The Hopi language is closely related to Nahuatl. Many words are identical; the word for “ear” is one. The old Spanish maps that label northern Arizona and northern New Mexico “Aztec territory” are not fakes. All this territory is the realm of speakers of the Nahuatl-related languages, thus those Indians and mestizos who travel or migrate from Mexico need no permits or visas to be here — this land is theirs too.
At the beginning of the eleventh year of the drought, in 2006, a group of Hopi traditionalists decided to make a run from northern Arizona all the way to Mexico City to the carved stone monolith of Tlaloc, to ask for the rain and snow that were desperately needed. Tlaloc is Lord of the Rain as well as one of the Nine Lords of the Night. He is often portrayed wearing goggles formed by two live rattlesnakes.
To bring their prayers to Tlaloc, the Hopi runners followed an ancient ritual trail from Hotevila village in northern Arizona through New Mexico, El Paso and Ciudad Chihuahua to Mexico City. Along the way, they made stops at certain sacred springs and rivers where the runners and those who accompanied them offered prayers and pollen or corn meal to the water before they collected small amounts of it which they carried in a ritual gourd canteen.
The sacred run ended at the fork of two small rivers not far from the Anthropology Museum in downtown Mexico City. A Hopi elder prayed and poured some of the water from the gourd canteen before the great stone statue of Tlaloc that stands outside the museum; then the elder went a short distance to the fork of two small rivers. The small rivers were as polluted as the sky above the great city but no matter — the elder poured the water into the river fork and just as he did, a big eagle appeared out of the smoggy sky and circled overhead calling loudly before it flew away.
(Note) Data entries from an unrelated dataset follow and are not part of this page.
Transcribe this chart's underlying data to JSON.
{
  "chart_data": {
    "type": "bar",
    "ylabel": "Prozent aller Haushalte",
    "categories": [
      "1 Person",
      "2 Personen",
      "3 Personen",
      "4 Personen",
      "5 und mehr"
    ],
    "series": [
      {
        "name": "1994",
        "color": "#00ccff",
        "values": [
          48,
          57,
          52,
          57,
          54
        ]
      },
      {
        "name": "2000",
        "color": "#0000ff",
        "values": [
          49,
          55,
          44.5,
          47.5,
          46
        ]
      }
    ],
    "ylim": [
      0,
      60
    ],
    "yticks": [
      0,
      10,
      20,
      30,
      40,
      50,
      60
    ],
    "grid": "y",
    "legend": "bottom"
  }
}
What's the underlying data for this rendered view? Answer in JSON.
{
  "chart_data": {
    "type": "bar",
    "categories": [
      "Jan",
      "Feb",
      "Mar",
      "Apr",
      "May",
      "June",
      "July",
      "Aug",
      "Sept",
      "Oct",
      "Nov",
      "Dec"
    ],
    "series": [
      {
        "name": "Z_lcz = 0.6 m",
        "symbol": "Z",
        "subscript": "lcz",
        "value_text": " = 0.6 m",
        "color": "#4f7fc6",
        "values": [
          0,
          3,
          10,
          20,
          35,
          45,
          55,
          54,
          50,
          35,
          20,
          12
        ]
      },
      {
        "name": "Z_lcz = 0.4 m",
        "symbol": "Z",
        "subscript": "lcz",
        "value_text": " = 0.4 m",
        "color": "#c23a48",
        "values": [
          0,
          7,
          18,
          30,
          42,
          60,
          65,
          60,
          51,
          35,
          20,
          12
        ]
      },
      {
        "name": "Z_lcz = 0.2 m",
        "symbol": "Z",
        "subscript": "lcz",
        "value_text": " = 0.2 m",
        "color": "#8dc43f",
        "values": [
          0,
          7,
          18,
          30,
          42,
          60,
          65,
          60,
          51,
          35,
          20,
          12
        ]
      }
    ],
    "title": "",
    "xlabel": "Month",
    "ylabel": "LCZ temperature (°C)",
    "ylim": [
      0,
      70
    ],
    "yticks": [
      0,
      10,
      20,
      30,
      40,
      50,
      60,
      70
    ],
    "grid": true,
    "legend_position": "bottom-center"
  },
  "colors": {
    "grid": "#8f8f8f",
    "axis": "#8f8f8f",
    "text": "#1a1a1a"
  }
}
The Mexican people who joined the Hopi group in Ciudad Chihuahua as interpreters saw the eagle appear in the sky that day. As they described it to me six months later, they were still excited about what they’d seen and what then happened later. They’d been educated, as we all have, to expect no miracles from Tlaloc. But in the Americas, the sacred surrounds us, no matter how damaged or changed a place may appear to be.
Three months after the Hopi group completed the sacred run, on June 16, 2006 the rain clouds began to roll in from the eastern Pacific, to Sinaloa, then the clouds moved up the lovely backbones of the Sierra Madre and the Sierra Madre Oriental all the while pouring the precious rain that brought relief from the drought.
In Tucson where the drought had lasted so long even the desert vegetation was beginning to die, the rain smell was intoxicating — I couldn’t work on this manuscript. I stood outdoors on the porch and watched the rain shimmering from ridge to ridge in the wind; sometimes in the mist I thought I saw tall figures of rain beings. I put out buckets and tubs to catch the rainwater for my plants and then I tried to videotape the rain until my hair and clothes were soaked.
For the next six weeks, the rain clouds gathered every day from Mexico City to as far north as the Hopi villages. El Paso and Las Cruces, New Mexico were flooded again and again. Chihuahua got more rain than anyone had seen in eighty years. Over and over the storms followed one path, the reverse of the path the Hopi runners took in March, from Mexico City through Ciudad Chihuahua, El Paso and Las Cruces. I noticed that oddly, Palm Springs, Las Vegas and Salt Lake City got no rain at all during that time.